A GitHub backup solution that just works! (based on GitHub API v3)

Installation

octoclone is available through rubygems and known to work with ruby 1.9. to install, just type

$ gem install octoclone

Usage

Make sure that the key file of the entered username is added to GitHub (entering username and password is not enough)

You may add ~/.ssh/id_rsa.pub to your GitHub account by running

$ octoclone -k

Or if you want to add a custom key, run

$ octoclone -ki "~/.ssh/id_dsa.pub"

You may remove keys interactively with

$ octoclone -x

Now you may run

$ octoclone -cd "/path/to/backup/dir"

Tarballs

Tarballs are made from whatever that is cloned. So if you specify --public, only public repositories of the target users are included in the tarball.
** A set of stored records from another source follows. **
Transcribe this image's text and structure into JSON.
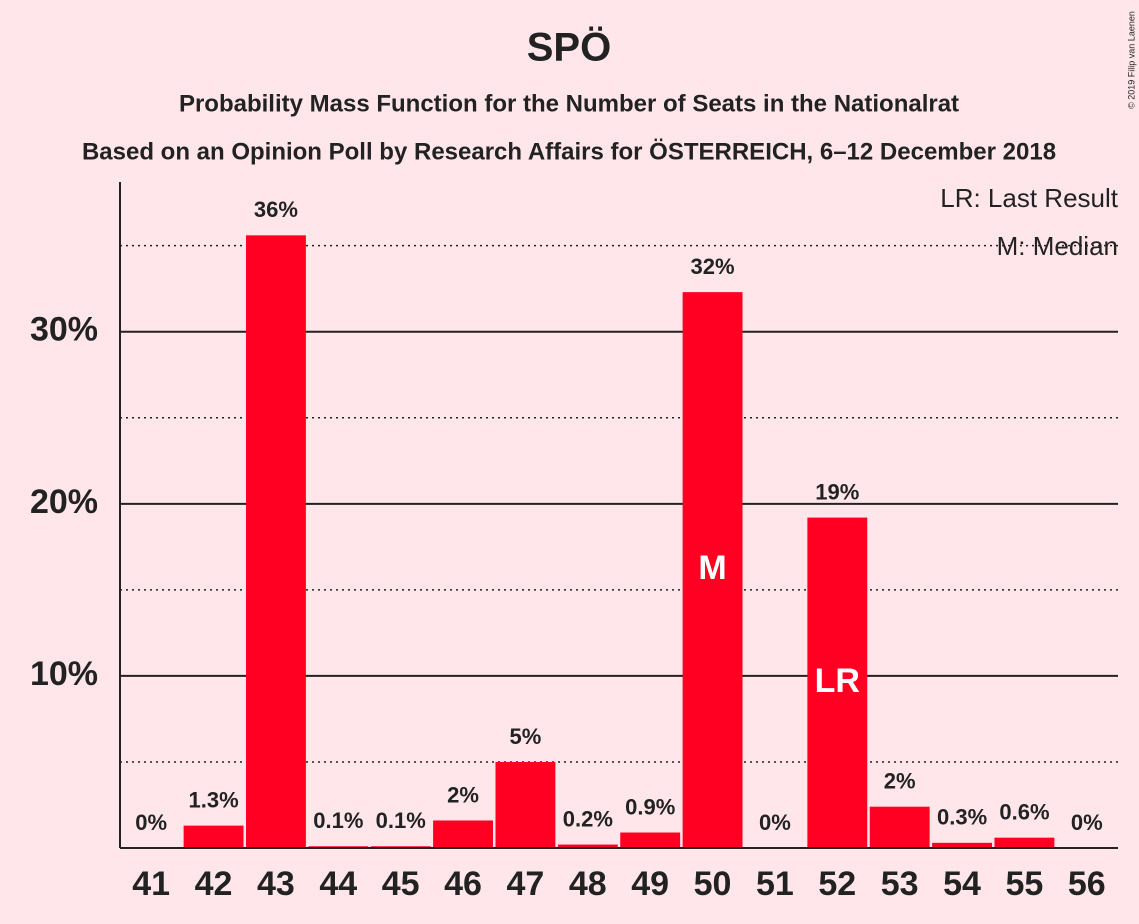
{
  "chart_data": {
    "type": "bar",
    "title": "SPÖ",
    "subtitle": "Probability Mass Function for the Number of Seats in the Nationalrat",
    "subtitle2": "Based on an Opinion Poll by Research Affairs for ÖSTERREICH, 6–12 December 2018",
    "copyright": "© 2019 Filip van Laenen",
    "x": [
      41,
      42,
      43,
      44,
      45,
      46,
      47,
      48,
      49,
      50,
      51,
      52,
      53,
      54,
      55,
      56
    ],
    "xlim": [
      40.5,
      56.5
    ],
    "values": [
      0,
      1.3,
      35.6,
      0.1,
      0.1,
      1.6,
      5.0,
      0.2,
      0.9,
      32.3,
      0,
      19.2,
      2.4,
      0.3,
      0.6,
      0
    ],
    "value_labels": [
      "0%",
      "1.3%",
      "36%",
      "0.1%",
      "0.1%",
      "2%",
      "5%",
      "0.2%",
      "0.9%",
      "32%",
      "0%",
      "19%",
      "2%",
      "0.3%",
      "0.6%",
      "0%"
    ],
    "color": "#ff0022",
    "ylim": [
      0,
      38.7
    ],
    "yticks": [
      {
        "value": 10,
        "label": "10%"
      },
      {
        "value": 20,
        "label": "20%"
      },
      {
        "value": 30,
        "label": "30%"
      }
    ],
    "minor_grid": [
      5,
      15,
      25,
      35
    ],
    "grid": true,
    "markers": [
      {
        "label": "M",
        "x": 50
      },
      {
        "label": "LR",
        "x": 52
      }
    ],
    "legend": [
      "LR: Last Result",
      "M: Median"
    ],
    "legend_position": "top-right"
  }
}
Tarballs are created using the -a option

Uploading to Amazon S3

In order to upload to S3, first you must specify key_id, secret and bucket in the s3_cred.yml file. A sample file is included, you may rename and fill it with your own credientials. Also, to upload cloned files to S3, you must create a tarball, which itself needs the -c option to clone files. The uploaded tarball will be named like 2012-11-15_11-19-02_octoclone_backup.tgz.

So to backup all your repos, tarball them and upload them to S3, simply run:

$ octoclone -ca --s3

by default, tarball and cloned files are stored in /tmp.